Effect of Phytochrome Deficit on Activity of Ascorbate Peroxidase and Phenylalanine Ammonia-Lyase and Expression of Genes APX1, tAPX, sAPX, and PAL in the Leaves of Arabidopsis thaliana Plants Exposed to UV-A and Red Light

Abstract

Effect of UV-A radiation (10 W/m2, 2 h) and modifying effect of brief exposure to red light (RL) (1.8 W/m2, 20 min) on photochemical activity of photosystem II (PSII) (Fv/Fm), as well as on activity of ascorbate peroxidase (AsP) and phenylalanine ammonia-lyase (PAL), were investigated in the leaves of 26–28-day-old Аrabidopsis thaliana (L.) Heynh. plants of wild type (WT) and mutants: hy3 deficient in phytochrome B (phyB) and hy2 defective in phytochromobilin synthesis.
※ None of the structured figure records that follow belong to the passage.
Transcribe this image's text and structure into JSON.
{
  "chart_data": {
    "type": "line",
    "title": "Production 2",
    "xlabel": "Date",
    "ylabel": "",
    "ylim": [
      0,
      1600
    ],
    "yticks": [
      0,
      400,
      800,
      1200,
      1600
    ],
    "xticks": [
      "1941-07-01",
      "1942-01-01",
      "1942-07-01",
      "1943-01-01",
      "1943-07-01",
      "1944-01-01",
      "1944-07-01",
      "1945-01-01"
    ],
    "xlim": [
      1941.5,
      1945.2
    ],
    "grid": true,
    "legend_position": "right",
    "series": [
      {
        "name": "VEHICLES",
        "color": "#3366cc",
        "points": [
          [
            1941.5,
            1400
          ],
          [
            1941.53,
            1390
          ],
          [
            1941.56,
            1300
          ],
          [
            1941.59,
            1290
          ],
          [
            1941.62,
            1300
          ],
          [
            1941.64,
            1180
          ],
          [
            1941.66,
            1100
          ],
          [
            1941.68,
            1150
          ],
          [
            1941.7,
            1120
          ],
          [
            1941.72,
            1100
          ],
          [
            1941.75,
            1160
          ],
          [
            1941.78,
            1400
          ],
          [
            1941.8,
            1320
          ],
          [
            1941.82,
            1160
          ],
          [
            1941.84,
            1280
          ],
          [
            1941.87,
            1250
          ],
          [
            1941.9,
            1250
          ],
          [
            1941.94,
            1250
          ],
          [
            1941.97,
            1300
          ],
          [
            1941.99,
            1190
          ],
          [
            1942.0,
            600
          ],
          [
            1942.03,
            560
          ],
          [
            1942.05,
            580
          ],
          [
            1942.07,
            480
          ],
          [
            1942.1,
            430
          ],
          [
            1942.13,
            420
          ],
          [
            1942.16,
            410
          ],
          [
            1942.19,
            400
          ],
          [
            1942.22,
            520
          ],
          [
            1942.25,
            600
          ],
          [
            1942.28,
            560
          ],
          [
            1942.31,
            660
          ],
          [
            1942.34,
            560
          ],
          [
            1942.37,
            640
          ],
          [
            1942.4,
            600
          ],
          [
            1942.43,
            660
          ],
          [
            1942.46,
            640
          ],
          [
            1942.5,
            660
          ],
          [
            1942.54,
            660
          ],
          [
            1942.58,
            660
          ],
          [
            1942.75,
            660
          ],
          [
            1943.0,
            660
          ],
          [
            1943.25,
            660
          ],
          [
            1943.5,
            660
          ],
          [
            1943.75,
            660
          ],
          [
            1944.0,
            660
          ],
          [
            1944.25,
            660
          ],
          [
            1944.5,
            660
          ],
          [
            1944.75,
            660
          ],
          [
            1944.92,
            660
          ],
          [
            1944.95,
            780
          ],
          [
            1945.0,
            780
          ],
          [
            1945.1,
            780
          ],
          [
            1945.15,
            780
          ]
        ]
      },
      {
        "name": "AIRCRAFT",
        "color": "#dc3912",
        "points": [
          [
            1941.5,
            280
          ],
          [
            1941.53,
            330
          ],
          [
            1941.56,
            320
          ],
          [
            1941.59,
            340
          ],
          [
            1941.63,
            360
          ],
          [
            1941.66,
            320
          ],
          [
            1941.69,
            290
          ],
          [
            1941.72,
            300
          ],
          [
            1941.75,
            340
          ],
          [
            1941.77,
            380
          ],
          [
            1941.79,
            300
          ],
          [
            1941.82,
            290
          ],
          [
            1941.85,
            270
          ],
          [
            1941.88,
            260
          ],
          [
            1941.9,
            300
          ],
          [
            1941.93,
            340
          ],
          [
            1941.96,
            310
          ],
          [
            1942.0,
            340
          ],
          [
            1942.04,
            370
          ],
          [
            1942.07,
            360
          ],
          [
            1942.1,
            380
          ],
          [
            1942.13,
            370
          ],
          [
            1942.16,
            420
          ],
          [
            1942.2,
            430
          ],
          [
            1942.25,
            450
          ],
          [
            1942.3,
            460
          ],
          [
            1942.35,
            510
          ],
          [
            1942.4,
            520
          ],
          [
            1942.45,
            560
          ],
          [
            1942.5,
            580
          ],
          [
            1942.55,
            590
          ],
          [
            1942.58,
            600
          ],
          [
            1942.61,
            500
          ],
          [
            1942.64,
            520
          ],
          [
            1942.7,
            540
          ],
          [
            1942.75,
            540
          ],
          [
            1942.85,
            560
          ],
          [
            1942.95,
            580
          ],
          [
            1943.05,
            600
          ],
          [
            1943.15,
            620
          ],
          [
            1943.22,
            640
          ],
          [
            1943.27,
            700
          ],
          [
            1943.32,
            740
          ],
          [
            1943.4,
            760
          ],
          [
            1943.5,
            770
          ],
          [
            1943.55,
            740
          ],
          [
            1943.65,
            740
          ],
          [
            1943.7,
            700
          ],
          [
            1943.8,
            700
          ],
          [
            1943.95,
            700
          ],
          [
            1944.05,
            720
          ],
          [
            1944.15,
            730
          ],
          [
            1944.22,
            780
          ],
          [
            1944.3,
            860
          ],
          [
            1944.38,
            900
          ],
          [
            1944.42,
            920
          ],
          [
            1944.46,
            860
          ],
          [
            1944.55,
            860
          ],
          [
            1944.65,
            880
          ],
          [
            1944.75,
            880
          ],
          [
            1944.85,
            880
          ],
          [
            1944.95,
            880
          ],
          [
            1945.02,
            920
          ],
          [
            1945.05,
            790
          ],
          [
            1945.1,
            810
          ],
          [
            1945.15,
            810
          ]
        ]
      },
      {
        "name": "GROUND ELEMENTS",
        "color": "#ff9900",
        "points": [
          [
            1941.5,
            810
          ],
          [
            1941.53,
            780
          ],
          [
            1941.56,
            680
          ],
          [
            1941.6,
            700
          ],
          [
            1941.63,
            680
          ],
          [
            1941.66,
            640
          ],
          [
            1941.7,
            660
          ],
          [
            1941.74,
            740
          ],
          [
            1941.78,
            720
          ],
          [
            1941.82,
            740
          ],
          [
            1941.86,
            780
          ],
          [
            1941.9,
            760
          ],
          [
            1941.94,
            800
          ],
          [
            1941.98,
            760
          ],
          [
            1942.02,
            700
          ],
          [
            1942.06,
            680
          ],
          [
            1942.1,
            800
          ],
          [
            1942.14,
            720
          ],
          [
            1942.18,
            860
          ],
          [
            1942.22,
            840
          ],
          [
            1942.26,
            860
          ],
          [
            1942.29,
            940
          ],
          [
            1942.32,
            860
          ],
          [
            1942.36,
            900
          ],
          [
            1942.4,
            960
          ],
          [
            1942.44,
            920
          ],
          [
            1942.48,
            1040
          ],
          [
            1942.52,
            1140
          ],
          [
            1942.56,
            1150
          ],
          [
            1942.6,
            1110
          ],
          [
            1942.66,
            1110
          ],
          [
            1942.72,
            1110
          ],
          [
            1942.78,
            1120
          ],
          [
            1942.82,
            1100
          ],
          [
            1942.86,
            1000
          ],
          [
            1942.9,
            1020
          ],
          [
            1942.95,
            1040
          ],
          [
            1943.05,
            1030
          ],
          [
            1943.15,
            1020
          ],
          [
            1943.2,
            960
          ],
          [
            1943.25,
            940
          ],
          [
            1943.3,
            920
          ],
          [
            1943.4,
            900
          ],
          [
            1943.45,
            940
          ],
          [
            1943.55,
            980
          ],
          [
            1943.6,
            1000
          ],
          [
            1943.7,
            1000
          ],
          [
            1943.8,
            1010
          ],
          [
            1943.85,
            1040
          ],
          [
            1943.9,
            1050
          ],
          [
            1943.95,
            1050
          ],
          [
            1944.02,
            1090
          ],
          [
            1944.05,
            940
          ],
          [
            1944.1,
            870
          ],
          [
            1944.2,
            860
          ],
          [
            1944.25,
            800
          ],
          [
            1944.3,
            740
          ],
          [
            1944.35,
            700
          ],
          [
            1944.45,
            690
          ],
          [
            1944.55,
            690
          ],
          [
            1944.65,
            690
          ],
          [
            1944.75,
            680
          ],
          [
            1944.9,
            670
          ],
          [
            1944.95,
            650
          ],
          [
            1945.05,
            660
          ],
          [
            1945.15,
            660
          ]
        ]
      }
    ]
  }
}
UV-A reduced photochemical activity of PSII and activities of AsP and PAL. Exposure to RL increased PAL activity in only WT plants and in mutant hy3. Elevation of expression of genes APX1, sAPX, tAPX, and PAL encoding enzymes AsP and PAL was detected upon the exposure to RL and UV-A. For instance, expression of gene APX1 in WT plants and in mutant hy3 rose upon exposure to RL and UV-A; in mutant hy2, it increased only upon UV-A treatment. Expression of gene tAPX in WT plants rose only under the effect of RL, whereas expression of gene sAPX did not rise in any type of treatment. In mutant hy2, expression of the above-named genes decreased upon the effect of RL. Upon joint action of RL and UV-A (RL followed by UV), the negative effect of UV-A on the activity of the total pool of AsP was nullified by RL in only WT plants and in mutant hy3. Partial removal of the negative effect of UV-A on activity of PSII as a result of pretreatment of plants with RL is probably related to a rise in the activity of antioxidant enzymes. This is evident in WT plants whose PSII is more sensitive to RL radiation than in mutants deficient in phytochromes. We believe that PSII resistance to UV-A radiation depends on the potential of the plant antioxidant system, which rises when the share of the active form of phytochrome in its total pool increases as a result of plants’ pretreatment with RL and is partially realized by way of induction of transcriptional activity of antioxidant genes.